Selected 58th overall, Jean-Baptiste joins a defense that ranked fourth in the NFL last season, and he’ll be able to learn from 12-time Pro Bowl cornerback Champ Bailey, whom the Saints acquired in free-agency this offseason.
“Hopefully he’ll take me in with open arms and he can teach me what he knows,” Jean-Baptiste said of Bailey.
The 218-pound Jean-Baptiste was among top performers in both the vertical jump and broad jump at the NFL scouting combine in Indianapolis. His vertical jump of 41.5 inches ranked first among cornerbacks, while his broad jump of 10 feet, 8 inches tied for third.

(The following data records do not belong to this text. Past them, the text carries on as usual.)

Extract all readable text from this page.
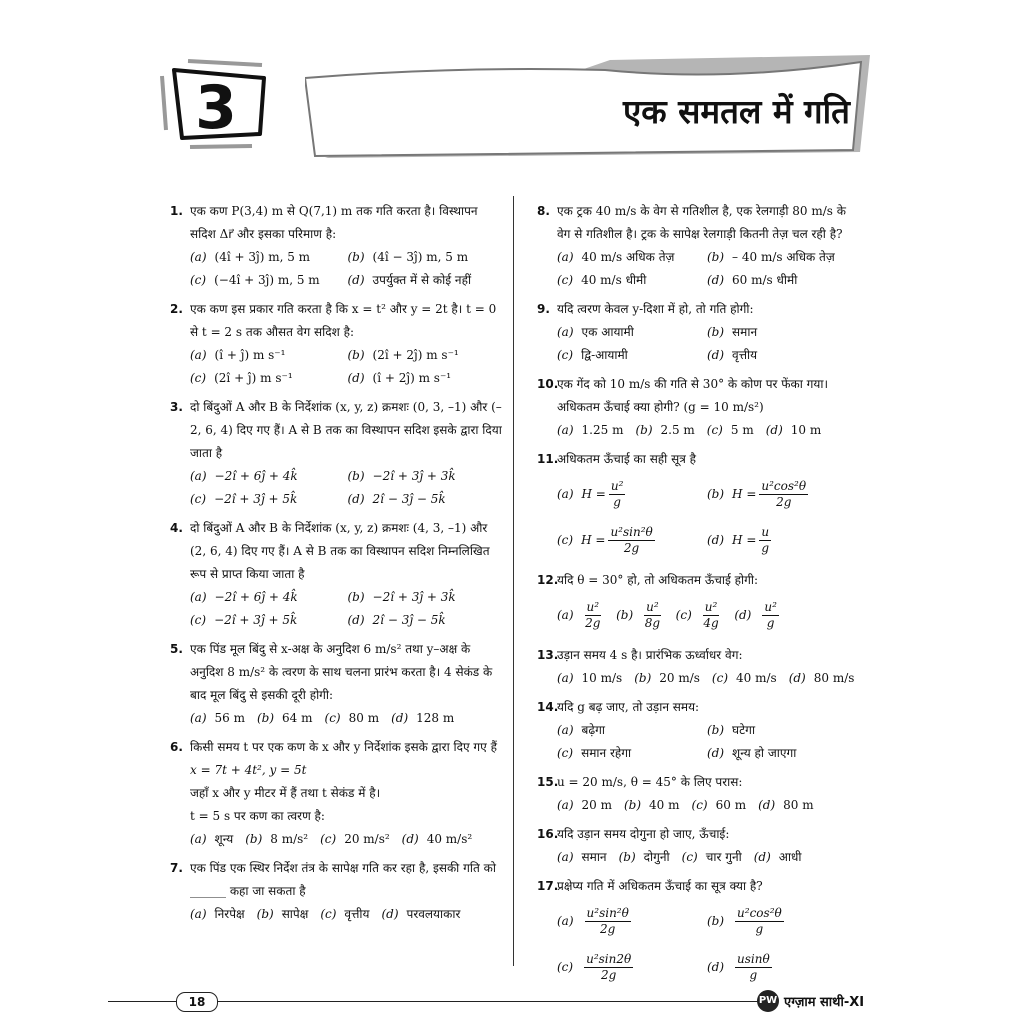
3	एक समतल में गति
1. एक कण P(3,4) m से Q(7,1) m तक गति करता है। विस्थापन सदिश Δr⃗ और इसका परिमाण है:
(a) (4î + 3ĵ) m, 5 m	(b) (4î − 3ĵ) m, 5 m
(c) (−4î + 3ĵ) m, 5 m (d) उपर्युक्त में से कोई नहीं
2. एक कण इस प्रकार गति करता है कि x = t² और y = 2t है। t = 0 से t = 2 s तक औसत वेग सदिश है:
(a) (î + ĵ) m s⁻¹	(b) (2î + 2ĵ) m s⁻¹
(c) (2î + ĵ) m s⁻¹	(d) (î + 2ĵ) m s⁻¹
3. दो बिंदुओं A और B के निर्देशांक (x, y, z) क्रमशः (0, 3, –1) और (–2, 6, 4) दिए गए हैं। A से B तक का विस्थापन सदिश इसके द्वारा दिया जाता है
(a) −2î + 6ĵ + 4k̂	(b) −2î + 3ĵ + 3k̂
(c) −2î + 3ĵ + 5k̂	(d) 2î − 3ĵ − 5k̂
4. दो बिंदुओं A और B के निर्देशांक (x, y, z) क्रमशः (4, 3, –1) और (2, 6, 4) दिए गए हैं। A से B तक का विस्थापन सदिश निम्नलिखित रूप से प्राप्त किया जाता है
(a) −2î + 6ĵ + 4k̂	(b) −2î + 3ĵ + 3k̂
(c) −2î + 3ĵ + 5k̂	(d) 2î − 3ĵ − 5k̂
5. एक पिंड मूल बिंदु से x-अक्ष के अनुदिश 6 m/s² तथा y–अक्ष के अनुदिश 8 m/s² के त्वरण के साथ चलना प्रारंभ करता है। 4 सेकंड के बाद मूल बिंदु से इसकी दूरी होगी:
(a) 56 m (b) 64 m (c) 80 m (d) 128 m
6. किसी समय t पर एक कण के x और y निर्देशांक इसके द्वारा दिए गए हैं
x = 7t + 4t², y = 5t
जहाँ x और y मीटर में हैं तथा t सेकंड में है।
t = 5 s पर कण का त्वरण है:
(a) शून्य (b) 8 m/s² (c) 20 m/s² (d) 40 m/s²
7. एक पिंड एक स्थिर निर्देश तंत्र के सापेक्ष गति कर रहा है, इसकी गति को ______ कहा जा सकता है
(a) निरपेक्ष (b) सापेक्ष (c) वृत्तीय (d) परवलयाकार
8. एक ट्रक 40 m/s के वेग से गतिशील है, एक रेलगाड़ी 80 m/s के वेग से गतिशील है। ट्रक के सापेक्ष रेलगाड़ी कितनी तेज़ चल रही है?
(a) 40 m/s अधिक तेज़	(b) – 40 m/s अधिक तेज़
(c) 40 m/s धीमी	(d) 60 m/s धीमी
9. यदि त्वरण केवल y-दिशा में हो, तो गति होगी:
(a) एक आयामी	(b) समान
(c) द्वि-आयामी	(d) वृत्तीय
10.
एक गेंद को 10 m/s की गति से 30° के कोण पर फेंका गया। अधिकतम ऊँचाई क्या होगी? (g = 10 m/s²)
(a) 1.25 m (b) 2.5 m (c) 5 m (d) 10 m
11.
अधिकतम ऊँचाई का सही सूत्र है
(a) $H = \frac{\text{u²}}{g}$	(b) $H = \frac{\text{u²cos²θ}}{2g}$
(c) $H = \frac{\text{u²sin²θ}}{2g}$	(d) $H = \frac{u}{g}$
12.
यदि θ = 30° हो, तो अधिकतम ऊँचाई होगी:
$(a) \frac{\text{u²}}{2g} (b) \frac{\text{u²}}{8g} (c) \frac{\text{u²}}{4g} (d) \frac{\text{u²}}{g}$
13.
उड़ान समय 4 s है। प्रारंभिक ऊर्ध्वाधर वेग:
(a) 10 m/s (b) 20 m/s (c) 40 m/s (d) 80 m/s
14.
यदि g बढ़ जाए, तो उड़ान समय:
(a) बढ़ेगा	(b) घटेगा
(c) समान रहेगा	(d) शून्य हो जाएगा
15.
u = 20 m/s, θ = 45° के लिए परास:
(a) 20 m (b) 40 m (c) 60 m (d) 80 m
16.
यदि उड़ान समय दोगुना हो जाए, ऊँचाई:
(a) समान (b) दोगुनी (c) चार गुनी (d) आधी
17.
प्रक्षेप्य गति में अधिकतम ऊँचाई का सूत्र क्या है?
$(a) \frac{\text{u²sin²θ}}{2g}$	$(b) \frac{\text{u²cos²θ}}{g}$
$(c) \frac{\text{u²sin2θ}}{2g}$	$(d) \frac{usin\theta}{g}$
18	PW एग्ज़ाम साथी-XI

His time of 4.61 seconds in the 40-yard dash was not among the best at his position, but Payton said the Saints were confident his combination of speed and size would be a good fit for defensive coordinator Rob Ryan’s unit.
When you, a lot of times, take and compare speed, agility, quickness, there’s a give and take,” Payton said. “So as the height goes up, you’re not going to always find that you have ... the same 40 time, but you want to make sure he’s fast enough, and we think he is.”
Many of the top receivers in the NFC South are at least 6 feet tall, including Atlanta’s Julio Jones (6-3) and Roddy White (6-0). Carolina, meanwhile, drafted 6-5 Florida State receiver Kelvin Benjamin in the first round on Thursday night, while Tampa Bay took 6-5 Texas A&M receiver Mike Williams to play alongside 6-5 veteran wideout Vincent Jackson.
“With the receivers we see and with the amount of bump-and-run coverage we want to play, I think the longer corner helps in that regard,” Payton added. “The ball skills are something that are important because I know, offensively, if we feel like we’re playing someone who doesn’t have those ball skills, there’s not a negative to throw in that direction; it’s complete, it’s incomplete or it’s pass interference. And so it’s when there’s a corner that can turn around and catch a football that really makes you target and locate your passes and makes you very, just leery of just indiscriminately throwing it out there.”
Jean-Baptiste was named second-team All-Big Ten as a senior last season, when he tied for a team-high four interceptions, one of which he returned 43 yards for a touchdown. He also was credited with 12 pass breakups and 41 total tackles, including four tackles for losses.
The 24-year-old Jean-Baptiste spent five years in college, starting at junior college in 2009 for academic reasons. However, he took a redshirt in his only year at Fort Scott (Kansas) Community College, where he was discovered by a Nebraska coach who had visited the school to see someone else.
He transferred to Nebraska in 2010, where he was a receiver until a few games into the 2011 season, when he switched to defensive back.
“Being a fifth-year senior helped me mature more, helped me understand the game more, especially in my position, playing DB for two-and-a-half-years,” Jean Baptiste said.
New Orleans entered Friday without a pick in the third round, having traded it to Arizona during Thursday night’s first round that allowed the Saints to take Oregon State receiver Brandin Cooks 20th overall.